More About That Chinese Nuclear Test . . .

Chinese President Xi Jinping. (AFP)

The Trump Administration said recently that China conducted a nuclear explosive test and tried to conceal it from the world. The press doubts the story and insists President Trump is courting nuclear war if he tests America’s nuclear arsenal. So credit the Administration for adding details to the record and educating the public about the threat from China and Russia.

Chinese President Xi Jinping. (AFP)
Chinese President Xi Jinping. (AFP)

“On June 22, 2020, we are aware that China conducted a nuclear explosive test,” the State Department’s Christopher Yeaw said at the Hudson Institute last week, reinforcing what the Administration alleged this month in Geneva. State said China had used a technique known as decoupling to muffle the register and evade detection.

Mr. Yeaw, an assistant secretary at State, added details: “The probable explosion occurred right near the Lop Nur nuclear test site” in China. A station in Kazakhstan detected a 2.75 magnitude event. There is “very little possibility I would say that it is anything but an explosion, a singular explosion.”

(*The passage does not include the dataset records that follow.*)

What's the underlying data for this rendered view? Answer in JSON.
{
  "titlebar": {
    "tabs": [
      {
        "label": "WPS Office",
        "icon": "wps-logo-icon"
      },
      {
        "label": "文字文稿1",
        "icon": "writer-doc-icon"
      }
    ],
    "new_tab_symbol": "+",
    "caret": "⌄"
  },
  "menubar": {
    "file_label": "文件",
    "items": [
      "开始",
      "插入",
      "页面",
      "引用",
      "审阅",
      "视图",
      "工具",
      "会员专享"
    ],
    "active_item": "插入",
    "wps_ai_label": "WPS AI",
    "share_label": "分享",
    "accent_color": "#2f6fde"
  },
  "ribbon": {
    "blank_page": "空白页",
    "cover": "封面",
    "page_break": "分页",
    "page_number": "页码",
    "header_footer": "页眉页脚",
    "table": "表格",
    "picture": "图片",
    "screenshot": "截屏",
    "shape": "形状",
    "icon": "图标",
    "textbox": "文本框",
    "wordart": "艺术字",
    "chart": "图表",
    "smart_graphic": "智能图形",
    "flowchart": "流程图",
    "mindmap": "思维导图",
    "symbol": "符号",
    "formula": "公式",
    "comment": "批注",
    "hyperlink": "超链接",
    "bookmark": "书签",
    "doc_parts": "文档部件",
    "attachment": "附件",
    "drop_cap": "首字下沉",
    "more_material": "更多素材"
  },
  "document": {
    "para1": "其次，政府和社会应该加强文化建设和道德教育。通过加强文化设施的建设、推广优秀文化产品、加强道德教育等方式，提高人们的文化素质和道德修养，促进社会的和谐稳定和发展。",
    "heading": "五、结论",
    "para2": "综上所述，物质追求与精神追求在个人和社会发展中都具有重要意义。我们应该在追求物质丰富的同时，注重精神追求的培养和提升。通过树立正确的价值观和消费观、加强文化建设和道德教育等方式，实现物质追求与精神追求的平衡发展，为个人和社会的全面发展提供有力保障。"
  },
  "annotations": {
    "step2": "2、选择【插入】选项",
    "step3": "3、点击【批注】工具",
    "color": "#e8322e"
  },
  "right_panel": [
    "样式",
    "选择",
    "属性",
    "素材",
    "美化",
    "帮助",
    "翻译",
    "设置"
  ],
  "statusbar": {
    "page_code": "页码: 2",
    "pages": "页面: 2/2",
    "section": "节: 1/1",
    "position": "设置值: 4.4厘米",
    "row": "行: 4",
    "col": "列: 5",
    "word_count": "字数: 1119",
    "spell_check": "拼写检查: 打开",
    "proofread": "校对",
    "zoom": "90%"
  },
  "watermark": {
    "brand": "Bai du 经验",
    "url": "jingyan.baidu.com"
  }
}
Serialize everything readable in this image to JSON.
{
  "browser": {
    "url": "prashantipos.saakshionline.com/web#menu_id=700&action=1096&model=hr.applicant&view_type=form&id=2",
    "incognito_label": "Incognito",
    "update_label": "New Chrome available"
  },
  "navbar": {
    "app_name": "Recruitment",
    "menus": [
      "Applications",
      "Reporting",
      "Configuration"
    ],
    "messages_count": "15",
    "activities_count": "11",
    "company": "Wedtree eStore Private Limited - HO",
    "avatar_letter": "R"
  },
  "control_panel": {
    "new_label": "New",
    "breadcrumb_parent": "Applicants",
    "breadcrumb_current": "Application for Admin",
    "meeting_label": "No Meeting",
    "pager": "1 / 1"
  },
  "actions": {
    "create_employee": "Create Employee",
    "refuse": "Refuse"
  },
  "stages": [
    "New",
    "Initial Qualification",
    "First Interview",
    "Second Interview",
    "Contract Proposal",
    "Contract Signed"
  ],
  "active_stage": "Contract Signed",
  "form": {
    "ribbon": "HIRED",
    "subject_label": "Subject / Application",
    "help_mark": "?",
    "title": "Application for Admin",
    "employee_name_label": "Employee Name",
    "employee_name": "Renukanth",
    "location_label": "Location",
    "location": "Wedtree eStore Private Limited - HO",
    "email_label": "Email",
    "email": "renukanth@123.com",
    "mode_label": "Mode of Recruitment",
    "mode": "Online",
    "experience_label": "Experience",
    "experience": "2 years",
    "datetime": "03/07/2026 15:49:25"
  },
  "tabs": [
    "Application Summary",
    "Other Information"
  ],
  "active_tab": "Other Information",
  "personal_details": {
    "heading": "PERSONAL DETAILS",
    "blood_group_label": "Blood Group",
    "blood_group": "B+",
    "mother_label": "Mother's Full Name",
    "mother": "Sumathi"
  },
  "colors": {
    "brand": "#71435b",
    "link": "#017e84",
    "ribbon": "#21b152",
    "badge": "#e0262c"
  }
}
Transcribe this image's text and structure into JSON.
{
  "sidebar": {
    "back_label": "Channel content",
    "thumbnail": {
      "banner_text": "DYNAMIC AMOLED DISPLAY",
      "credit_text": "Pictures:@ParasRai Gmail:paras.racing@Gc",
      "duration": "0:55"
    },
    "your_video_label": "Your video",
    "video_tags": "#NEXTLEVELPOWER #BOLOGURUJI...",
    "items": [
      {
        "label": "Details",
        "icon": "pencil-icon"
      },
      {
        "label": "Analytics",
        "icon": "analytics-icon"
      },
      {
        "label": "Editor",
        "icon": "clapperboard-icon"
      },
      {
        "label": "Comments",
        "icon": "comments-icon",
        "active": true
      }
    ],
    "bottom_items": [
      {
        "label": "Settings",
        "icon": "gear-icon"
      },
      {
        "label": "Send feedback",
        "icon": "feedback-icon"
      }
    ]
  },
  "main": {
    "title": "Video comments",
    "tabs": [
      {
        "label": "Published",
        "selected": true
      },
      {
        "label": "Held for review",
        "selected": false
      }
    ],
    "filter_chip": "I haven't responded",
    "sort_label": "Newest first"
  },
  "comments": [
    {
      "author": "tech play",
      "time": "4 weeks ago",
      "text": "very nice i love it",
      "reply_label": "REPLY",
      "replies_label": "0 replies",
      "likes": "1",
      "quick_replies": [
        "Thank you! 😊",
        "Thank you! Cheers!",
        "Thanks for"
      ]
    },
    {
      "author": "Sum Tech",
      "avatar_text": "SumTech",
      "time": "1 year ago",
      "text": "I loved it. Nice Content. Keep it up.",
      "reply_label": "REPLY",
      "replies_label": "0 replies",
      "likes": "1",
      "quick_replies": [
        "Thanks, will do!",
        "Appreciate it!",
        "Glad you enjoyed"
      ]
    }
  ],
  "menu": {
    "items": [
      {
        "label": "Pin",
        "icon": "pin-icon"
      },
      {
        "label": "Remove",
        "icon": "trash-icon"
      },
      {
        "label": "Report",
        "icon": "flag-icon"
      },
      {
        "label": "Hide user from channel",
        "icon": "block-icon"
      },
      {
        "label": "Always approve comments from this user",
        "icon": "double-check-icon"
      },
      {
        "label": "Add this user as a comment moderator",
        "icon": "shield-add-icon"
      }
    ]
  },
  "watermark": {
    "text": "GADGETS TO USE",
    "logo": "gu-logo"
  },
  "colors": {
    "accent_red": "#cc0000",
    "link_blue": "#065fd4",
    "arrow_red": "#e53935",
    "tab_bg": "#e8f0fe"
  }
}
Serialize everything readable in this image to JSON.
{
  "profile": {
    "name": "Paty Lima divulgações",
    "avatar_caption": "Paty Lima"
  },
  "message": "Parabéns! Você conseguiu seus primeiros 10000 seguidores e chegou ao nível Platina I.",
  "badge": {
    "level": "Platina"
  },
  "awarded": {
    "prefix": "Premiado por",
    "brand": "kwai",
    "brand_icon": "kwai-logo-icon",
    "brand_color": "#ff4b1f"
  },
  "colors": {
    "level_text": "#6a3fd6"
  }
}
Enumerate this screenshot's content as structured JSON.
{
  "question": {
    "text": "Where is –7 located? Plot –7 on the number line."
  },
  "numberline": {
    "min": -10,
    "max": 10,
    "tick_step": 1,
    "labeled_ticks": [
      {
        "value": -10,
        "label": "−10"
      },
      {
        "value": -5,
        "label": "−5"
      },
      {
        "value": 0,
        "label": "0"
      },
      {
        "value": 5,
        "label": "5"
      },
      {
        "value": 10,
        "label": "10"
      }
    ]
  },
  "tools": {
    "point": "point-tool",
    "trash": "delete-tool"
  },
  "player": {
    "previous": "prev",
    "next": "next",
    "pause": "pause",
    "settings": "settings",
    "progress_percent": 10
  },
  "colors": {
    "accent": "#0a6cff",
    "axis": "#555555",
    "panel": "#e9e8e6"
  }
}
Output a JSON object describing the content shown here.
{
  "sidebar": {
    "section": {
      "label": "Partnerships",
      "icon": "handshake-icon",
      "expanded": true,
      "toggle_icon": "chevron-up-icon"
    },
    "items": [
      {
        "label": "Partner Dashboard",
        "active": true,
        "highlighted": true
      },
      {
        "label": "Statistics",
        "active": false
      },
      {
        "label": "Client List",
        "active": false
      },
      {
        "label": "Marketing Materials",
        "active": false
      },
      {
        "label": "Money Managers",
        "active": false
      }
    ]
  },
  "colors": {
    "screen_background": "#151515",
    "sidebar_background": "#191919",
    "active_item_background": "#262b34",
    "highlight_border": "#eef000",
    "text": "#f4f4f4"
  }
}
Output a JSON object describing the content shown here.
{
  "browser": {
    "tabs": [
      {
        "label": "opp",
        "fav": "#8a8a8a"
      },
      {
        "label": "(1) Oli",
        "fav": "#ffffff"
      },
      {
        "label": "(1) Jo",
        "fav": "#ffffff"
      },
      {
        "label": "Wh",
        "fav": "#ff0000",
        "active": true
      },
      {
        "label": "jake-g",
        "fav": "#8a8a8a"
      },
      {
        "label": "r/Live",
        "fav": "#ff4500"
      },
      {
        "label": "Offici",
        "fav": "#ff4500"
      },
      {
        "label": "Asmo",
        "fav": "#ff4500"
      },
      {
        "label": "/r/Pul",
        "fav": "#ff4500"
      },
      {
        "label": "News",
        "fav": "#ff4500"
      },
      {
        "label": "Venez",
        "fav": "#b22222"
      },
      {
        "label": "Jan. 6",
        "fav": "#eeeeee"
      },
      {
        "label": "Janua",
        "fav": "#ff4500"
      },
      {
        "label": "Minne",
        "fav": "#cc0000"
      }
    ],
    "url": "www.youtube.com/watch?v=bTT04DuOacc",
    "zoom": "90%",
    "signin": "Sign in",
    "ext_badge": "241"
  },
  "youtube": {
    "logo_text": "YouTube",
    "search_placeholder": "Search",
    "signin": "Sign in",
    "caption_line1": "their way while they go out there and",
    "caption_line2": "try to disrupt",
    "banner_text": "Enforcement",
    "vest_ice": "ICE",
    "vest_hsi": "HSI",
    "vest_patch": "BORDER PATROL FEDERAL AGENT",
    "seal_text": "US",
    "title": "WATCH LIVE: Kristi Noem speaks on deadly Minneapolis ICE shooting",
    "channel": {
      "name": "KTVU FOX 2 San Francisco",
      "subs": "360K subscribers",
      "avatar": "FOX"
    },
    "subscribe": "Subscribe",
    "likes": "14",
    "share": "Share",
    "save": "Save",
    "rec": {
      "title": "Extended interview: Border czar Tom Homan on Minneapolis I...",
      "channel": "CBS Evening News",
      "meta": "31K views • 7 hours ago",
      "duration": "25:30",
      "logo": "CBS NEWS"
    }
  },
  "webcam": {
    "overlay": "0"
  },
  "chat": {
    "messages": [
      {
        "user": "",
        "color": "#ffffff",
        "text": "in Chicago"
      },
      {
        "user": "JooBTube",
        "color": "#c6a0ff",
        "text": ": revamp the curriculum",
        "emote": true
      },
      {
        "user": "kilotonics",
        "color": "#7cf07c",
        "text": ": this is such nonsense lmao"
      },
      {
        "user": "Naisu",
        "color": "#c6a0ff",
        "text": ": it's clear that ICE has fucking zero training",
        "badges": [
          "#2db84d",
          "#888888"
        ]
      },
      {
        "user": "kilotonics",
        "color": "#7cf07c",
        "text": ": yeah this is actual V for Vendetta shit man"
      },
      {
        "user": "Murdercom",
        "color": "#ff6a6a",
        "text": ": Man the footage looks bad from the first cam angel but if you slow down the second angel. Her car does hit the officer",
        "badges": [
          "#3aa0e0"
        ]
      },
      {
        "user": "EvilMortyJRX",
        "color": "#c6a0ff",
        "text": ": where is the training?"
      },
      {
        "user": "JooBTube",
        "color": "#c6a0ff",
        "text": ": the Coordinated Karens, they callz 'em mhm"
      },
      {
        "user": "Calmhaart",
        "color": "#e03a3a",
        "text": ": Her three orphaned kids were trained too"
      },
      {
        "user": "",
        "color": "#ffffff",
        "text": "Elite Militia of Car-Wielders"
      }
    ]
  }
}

The event was “entirely not consistent with an earthquake” or “the ripple fire explosion that you get in mining,” he added. It “is quite consistent with what you would expect from a nuclear explosive test of some certain yield.”

China is denying the allegation at a decibel so high (“entirely unfounded”) it suggests that State has struck a nerve. Beijing insists it doesn’t conduct testing with yield, in voluntary accordance with an international treaty it hasn’t ratified. Yet the empirical record is that China and Russia will act in their own perceived interest regardless of international nuclear norms.

The U.S. government has said for years that Moscow may be conducting nuclear testing with yield. Beijing is on an unconstrained nuclear break out to 1,000 warheads by 2030, and refuses to even discuss arms control with the U.S.

Don’t buy that the alleged test in China wouldn’t matter if it was of low nuclear yield. That isn’t reassuring. The Pentagon warned late last year in a report that China “is probably pursuing nuclear weapons with yields below 10 kilotons,” so Beijing can “conduct limited nuclear counterstrikes against military targets and control nuclear escalation.”

In other words, China could be writing its nuclear blackmail playbook for a Taiwan crisis. The free world is at a known disadvantage in such tactical nuclear weapons, and Beijing wants to present the U.S. with the terrible options of surrender or resort to strategic weapons and risk a larger nuclear war.

Russia commands as many as 2,000 tactical nukes, and the recently expired New Start treaty did nothing to constrain them, which alone made the pact unworthy of renewing. One of the biggest contributions Mr. Trump could make would be a crash project to deploy a sea-launched nuclear cruise missile on U.S. Navy submarines before he leaves office.

Mr. Trump has reserved the right to test U.S. nuclear weapons “on an equal basis” with adversaries, which is not an escalation. The world has changed since the U.S. stopped testing nuclear weapons in the 1990s, and simulations and modeling aren’t a perfect substitute.

The U.S. nuclear deterrent has been a force for peace in the world for 80 years, but preventing a nuclear exchange requires a capable and credible American arsenal. The State Department is right to explain, as it did this month, that it’s time to end the era “of U.S. unilateral restraint” that has limited only the free world’s defenses.